You Wear a Helmet, But Are You Covered?
Interviews in a free clinic spark reflection on women without health insurance.
Oct. 17, 2009i— -- It's barely 9 a.m. at the Marin Community Clinic in Greenbrae, Calif., and already the waiting room is packed, humid and buzzing. Those waiting -- mostly young women -- step up one by one to the receptionist's window and hear the same dispiriting questions: Do you have insurance? Do your children? How much do you make a year? Do you have pay stubs with you today?
Within half an hour of opening its doors, the clinic is full. A voice from behind the appointment desk cries out, in a mock groan, to no one in particular: "This day is going to be not fun."
Marin County, just north of San Francisco, is among the wealthiest communities in America, but that doesn't mean the clinic's patients have health insurance. In fact, many of them are here on this early spring morning precisely because they don't.
A cramped prefab building resembling five or six trailers welded together, the clinic is one of the few facilities in the county that will treat the uninsured at low cost. Last year its staff saw more than 9,000 patients, and were still so overbooked, they turned away as many as 100 people a week.

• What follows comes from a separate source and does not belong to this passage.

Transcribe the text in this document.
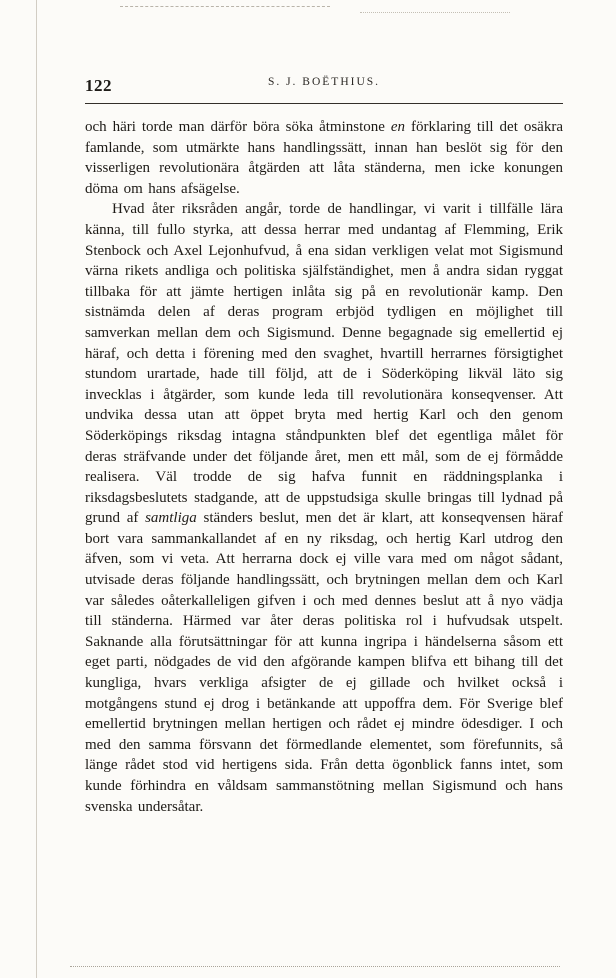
122	S. J. BOËTHIUS.

och häri torde man därför böra söka åtminstone en förklaring till det osäkra famlande, som utmärkte hans handlingssätt, innan han beslöt sig för den visserligen revolutionära åtgärden att låta ständerna, men icke konungen döma om hans afsägelse.

Hvad åter riksråden angår, torde de handlingar, vi varit i tillfälle lära känna, till fullo styrka, att dessa herrar med undantag af Flemming, Erik Stenbock och Axel Lejonhufvud, å ena sidan verkligen velat mot Sigismund värna rikets andliga och politiska själfständighet, men å andra sidan ryggat tillbaka för att jämte hertigen inlåta sig på en revolutionär kamp. Den sistnämda delen af deras program erbjöd tydligen en möjlighet till samverkan mellan dem och Sigismund. Denne begagnade sig emellertid ej häraf, och detta i förening med den svaghet, hvartill herrarnes försigtighet stundom urartade, hade till följd, att de i Söderköping likväl läto sig invecklas i åtgärder, som kunde leda till revolutionära konseqvenser. Att undvika dessa utan att öppet bryta med hertig Karl och den genom Söderköpings riksdag intagna ståndpunkten blef det egentliga målet för deras sträfvande under det följande året, men ett mål, som de ej förmådde realisera. Väl trodde de sig hafva funnit en räddningsplanka i riksdagsbeslutets stadgande, att de uppstudsiga skulle bringas till lydnad på grund af samtliga ständers beslut, men det är klart, att konseqvensen häraf bort vara sammankallandet af en ny riksdag, och hertig Karl utdrog den äfven, som vi veta. Att herrarna dock ej ville vara med om något sådant, utvisade deras följande handlingssätt, och brytningen mellan dem och Karl var således oåterkalleligen gifven i och med dennes beslut att å nyo vädja till ständerna. Härmed var åter deras politiska rol i hufvudsak utspelt. Saknande alla förutsättningar för att kunna ingripa i händelserna såsom ett eget parti, nödgades de vid den afgörande kampen blifva ett bihang till det kungliga, hvars verkliga afsigter de ej gillade och hvilket också i motgångens stund ej drog i betänkande att uppoffra dem. För Sverige blef emellertid brytningen mellan hertigen och rådet ej mindre ödesdiger. I och med den samma försvann det förmedlande elementet, som förefunnits, så länge rådet stod vid hertigens sida. Från detta ögonblick fanns intet, som kunde förhindra en våldsam sammanstötning mellan Sigismund och hans svenska undersåtar.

The clinic's visitors probably aren't who you would expect. Eighty-five percent come from working families, and surprising numbers are middle-class. More than half are women. In the 1990s, the number of uninsured American women increased by roughly 20 percent, according to U.S. Census Bureau statistics; one in five non-elderly women nationwide now lack insurance. That translates to a remarkable 12.9 million uninsured women between ages 19 and 54.
Going without insurance for as little as one month can be harmful to your health, according to a recent report by the Institute of Medicine in Washington, D.C. Without coverage, the institute found, you're less likely to detect cancers early, head off a heart attack or heal after a car crash -- all raising your risk for premature death. When uninsured women get breast cancer, the report said, they're up to 50 percent more likely to die from the disease than women with private insurance.
Politicians often talk about America's health system train wreck. In three days at the Marin Community Clinic, SELF heard from the people who understand it best -- uninsured women themselves.
Fact: A single woman is up to two times more likely to be uninsured than a married woman.
Gayle Conway, 30, massage therapist said, "today was the first doctor's appointment I've made for myself in more than a year. Even if nothing were wrong, it costs me $25 for the initial appointment and I'm thinking, 'Where am I going to get that from?' As it turns out, the doctor suggested I have a needle aspiration to remove cysts in my breasts. Since the condition isn't life-threatening, I'm not going to deal with it now: can't afford it, don't have time."